When it comes to success in life, don’t count on the “X factor” to give you a boost. Consider your “L factor” instead.

Are you likable? Are you sure? It could determine whether you get raises, promotions and invitations. It could also trump competence and skill in certain cases.

Can you make yourself more likable? Absolutely, experts say.

“The reality is social skills, being happy and being positive around others — that doesn’t come naturally to a lot of people,” said Patrick King, author of "The Science of Likability: 27 Studies to Master Charisma, Attract Friends, Captivate People, and Take Advantage of Human Psychology."

“It’s not easy. It takes practice… [but] it’s learnable.”

The “L factor” looms large when companies choose who to hire. It’s all about that elusive fit: Most applicants are capable, but it’s a lot harder to find someone who is easy to get along with, King noted.

When people have a choice of who to work with, likability can sometimes matter a little bit more than competence, said Tiziana Casciaro, an associate professor at the University of Toronto’s Rotman School of Management, who researches likability in the workplace.

“When somebody lacks basic rapport with a colleague, they will not work with them; they will try to avoid them, even when they recognize their competence,” Casciaro said.

What can you do to increase your chances of being liked? These strategies can help:

Find the little thread that links you with another person

“The biggest driver of liking is similarity. We like people like ourselves,” Casciaro said. “It increases warmth and the sense of camaraderie.”

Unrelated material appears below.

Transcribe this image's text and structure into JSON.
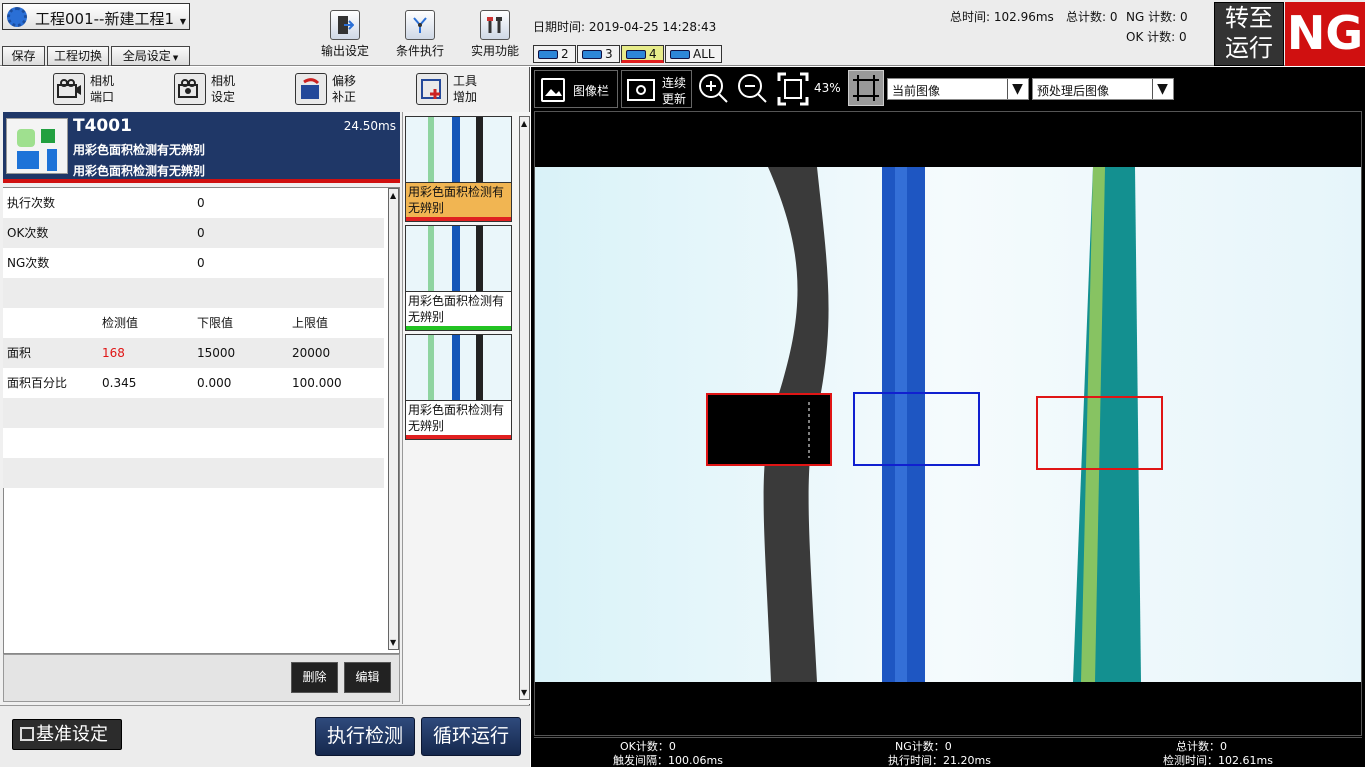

You can induce a sense of similarity with almost anybody by finding things you have in common. They may not be apparent right away, so be observant. Great salespeople do this all the time by studying potential customers for bits and pieces of their lives they can relate to, she noted.

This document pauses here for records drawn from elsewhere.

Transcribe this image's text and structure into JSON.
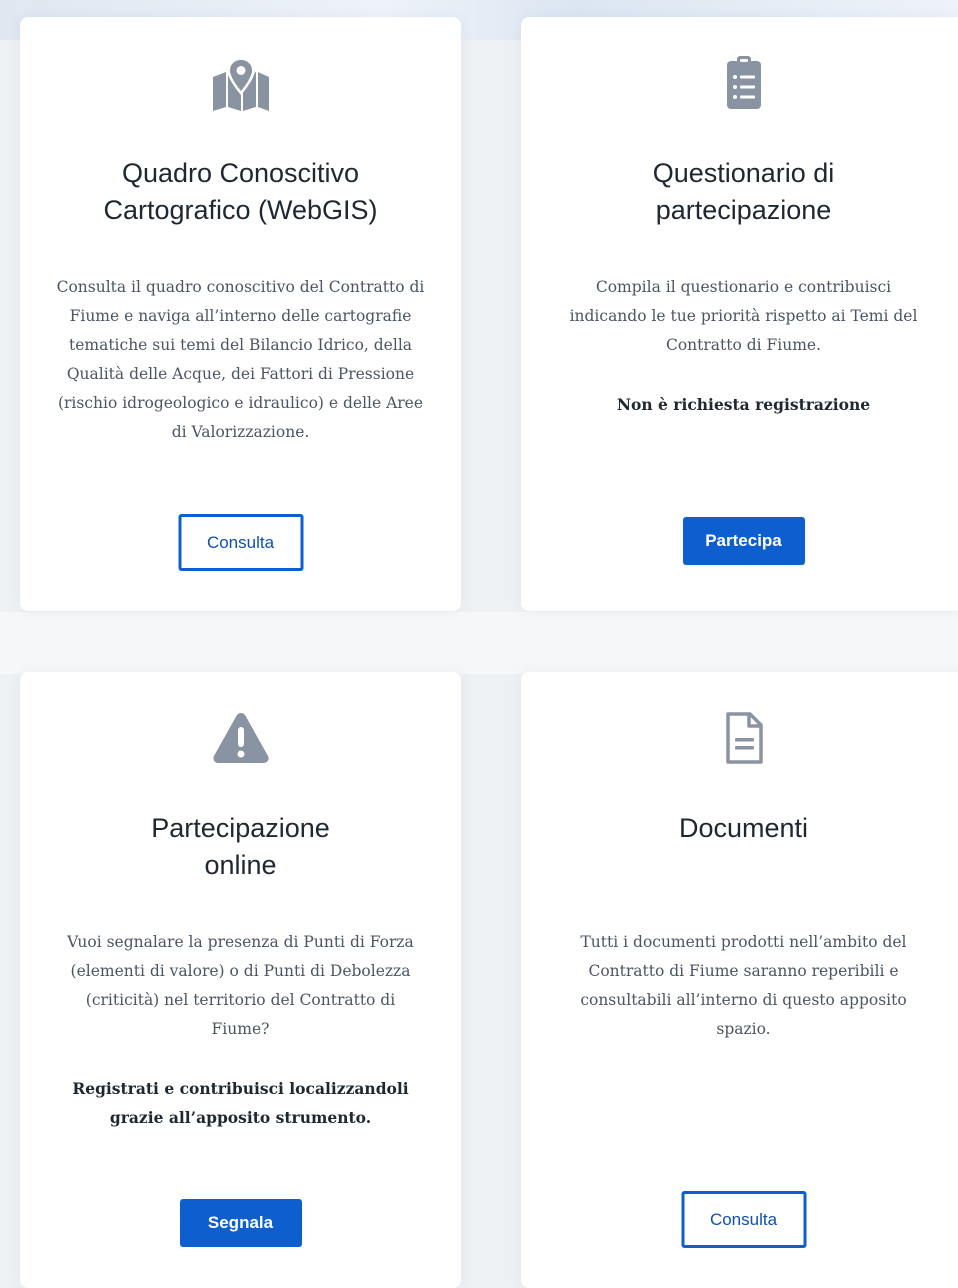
{
  "colors": {
    "accent": "#0d5fd0",
    "icon_gray": "#8993a1",
    "title": "#1f2731",
    "body_text": "#4b5563"
  },
  "cards": [
    {
      "icon": "map-pin-icon",
      "title_line1": "Quadro Conoscitivo",
      "title_line2": "Cartografico (WebGIS)",
      "text": "Consulta il quadro conoscitivo del Contratto di Fiume e naviga all’interno delle cartografie tematiche sui temi del Bilancio Idrico, della Qualità delle Acque, dei Fattori di Pressione (rischio idrogeologico e idraulico) e delle Aree di Valorizzazione.",
      "note": "",
      "button_label": "Consulta",
      "button_style": "outline"
    },
    {
      "icon": "clipboard-list-icon",
      "title_line1": "Questionario di",
      "title_line2": "partecipazione",
      "text": "Compila il questionario e contribuisci indicando le tue priorità rispetto ai Temi del Contratto di Fiume.",
      "note": "Non è richiesta registrazione",
      "button_label": "Partecipa",
      "button_style": "solid"
    },
    {
      "icon": "warning-icon",
      "title_line1": "Partecipazione",
      "title_line2": "online",
      "text": "Vuoi segnalare la presenza di Punti di Forza (elementi di valore) o di Punti di Debolezza (criticità) nel territorio del Contratto di Fiume?",
      "note": "Registrati e contribuisci localizzandoli grazie all’apposito strumento.",
      "button_label": "Segnala",
      "button_style": "solid"
    },
    {
      "icon": "document-icon",
      "title_line1": "Documenti",
      "title_line2": "",
      "text": "Tutti i documenti prodotti nell’ambito del Contratto di Fiume saranno reperibili e consultabili all’interno di questo apposito spazio.",
      "note": "",
      "button_label": "Consulta",
      "button_style": "outline"
    }
  ]
}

You could look for little clues on a person’s desk or ask about her hobbies. Perhaps you’ve both been to Paris or you’re both addicted to Nutella or you both love “Game of Thrones.” Be sure to let the other person know about your shared common ground.

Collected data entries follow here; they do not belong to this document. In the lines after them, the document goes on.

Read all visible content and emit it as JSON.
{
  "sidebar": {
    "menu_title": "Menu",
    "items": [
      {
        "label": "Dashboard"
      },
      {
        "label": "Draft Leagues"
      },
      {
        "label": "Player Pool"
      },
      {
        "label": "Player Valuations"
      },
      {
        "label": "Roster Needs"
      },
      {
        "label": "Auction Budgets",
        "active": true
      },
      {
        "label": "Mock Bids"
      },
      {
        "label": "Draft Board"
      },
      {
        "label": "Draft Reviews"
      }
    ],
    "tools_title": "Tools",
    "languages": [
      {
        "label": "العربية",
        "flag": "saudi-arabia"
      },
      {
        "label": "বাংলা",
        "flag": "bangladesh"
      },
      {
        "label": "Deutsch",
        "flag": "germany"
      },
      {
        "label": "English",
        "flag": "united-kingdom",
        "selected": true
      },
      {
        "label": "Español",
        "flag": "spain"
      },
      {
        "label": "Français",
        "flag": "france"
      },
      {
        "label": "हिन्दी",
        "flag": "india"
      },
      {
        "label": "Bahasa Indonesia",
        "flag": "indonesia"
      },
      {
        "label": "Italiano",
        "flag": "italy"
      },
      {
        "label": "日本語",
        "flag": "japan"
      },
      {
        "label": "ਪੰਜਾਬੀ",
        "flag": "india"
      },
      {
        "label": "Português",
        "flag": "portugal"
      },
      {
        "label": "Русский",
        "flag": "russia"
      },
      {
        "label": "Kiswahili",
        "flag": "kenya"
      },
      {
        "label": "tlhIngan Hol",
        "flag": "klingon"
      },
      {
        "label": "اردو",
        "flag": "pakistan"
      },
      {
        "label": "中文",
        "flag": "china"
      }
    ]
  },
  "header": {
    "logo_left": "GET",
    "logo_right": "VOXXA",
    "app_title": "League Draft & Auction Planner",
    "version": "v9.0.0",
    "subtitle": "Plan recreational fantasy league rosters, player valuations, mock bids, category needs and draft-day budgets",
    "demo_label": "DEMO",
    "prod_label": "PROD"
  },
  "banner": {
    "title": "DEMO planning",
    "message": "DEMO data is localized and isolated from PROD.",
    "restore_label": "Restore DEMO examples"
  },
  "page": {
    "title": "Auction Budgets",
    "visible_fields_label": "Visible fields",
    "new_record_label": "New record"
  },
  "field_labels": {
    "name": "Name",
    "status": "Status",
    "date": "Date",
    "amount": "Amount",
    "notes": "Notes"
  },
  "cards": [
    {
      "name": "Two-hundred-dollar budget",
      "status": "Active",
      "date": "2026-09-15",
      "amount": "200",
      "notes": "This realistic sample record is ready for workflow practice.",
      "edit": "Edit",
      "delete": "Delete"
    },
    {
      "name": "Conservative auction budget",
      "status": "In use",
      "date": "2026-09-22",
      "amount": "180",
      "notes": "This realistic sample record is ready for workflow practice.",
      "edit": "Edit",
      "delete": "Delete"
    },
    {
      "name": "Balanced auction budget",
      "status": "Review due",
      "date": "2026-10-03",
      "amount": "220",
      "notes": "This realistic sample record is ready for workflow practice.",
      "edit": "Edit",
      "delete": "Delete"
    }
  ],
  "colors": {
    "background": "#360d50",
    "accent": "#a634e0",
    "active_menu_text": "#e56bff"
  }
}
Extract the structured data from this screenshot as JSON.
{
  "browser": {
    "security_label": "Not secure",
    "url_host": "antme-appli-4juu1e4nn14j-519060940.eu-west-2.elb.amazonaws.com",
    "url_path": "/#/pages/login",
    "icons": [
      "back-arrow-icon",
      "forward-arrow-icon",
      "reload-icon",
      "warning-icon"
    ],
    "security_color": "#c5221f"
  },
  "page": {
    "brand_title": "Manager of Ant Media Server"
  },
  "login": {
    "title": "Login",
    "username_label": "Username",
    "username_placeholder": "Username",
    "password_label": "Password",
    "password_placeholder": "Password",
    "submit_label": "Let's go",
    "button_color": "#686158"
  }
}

Like someone and they’ll like you right back

We like people who seem to like us — it’s almost irresistible, Casciaro noted.

Flattery can convey fondness, but she doesn’t recommend using the fake manipulative kind, even though it may work. “People believe compliments even if they are absolutely absurd. We want to believe them,” she said. “[But] flattery that is completely made up is exhausting and morally reprehensible.”

Instead, let a compliment come from a real place. See the positive in a person and express it to them: “I really appreciate what you did yesterday.” When you give people kudos, it goes a very long way towards them liking you back.

Be a familiar presence

Humans like things that are familiar, so just seeing you around in person makes you more likable to others.

“This concept gives a whole new meaning to the idea of face time,” Casciaro said. “When you have the opportunity to relate to your colleagues face-to-face, do so.”

Swing by a coworker’s desk rather than messaging him. Go to after-work drinks if you have time and would find the outing enjoyable — if not, just try to talk to people as much as possible in person during work hours, she advised. You want to maximize rich interactions and cut down on the drier ones, like texts and phone calls. Be sure to be seen.

When you give people kudos, it goes a very long way towards them liking you back.

Be a little vulnerable

In a recent study, people liked a robot that made mistakes “significantly more” than a robot that performed flawlessly. The findings confirm the “Pratfall Effect,” a psychological phenomenon that found when someone we consider superior or distant makes a clumsy blunder, it makes him more likable. The effect is endearing, whether it's committing a small gaffe or revealing a slightly awkward personal detail, so be OK with sometimes sharing something that makes you a bit vulnerable, King said.

“People seem to enjoy the fact that I was a fat kid,” he noted. “Introducing a weakness or a flaw about yourself … is about showing your humanity.”

A person who seems absolutely beyond reproach and fabulous in every way can elicit envy, so showing a little bit of vulnerability can help, Casciaro added. Celebrities do this all the time by sharing self-deprecating stories, often with a bit of humor.

Ask lots of questions

Have a genuine sense of wonder and curiosity about the other person, King advised. A recent study found people who asked more questions, particularly follow-up questions, were better liked by their conversation partners.

“When you have curiosity and when you care about someone, the conversation takes care of itself,” King said.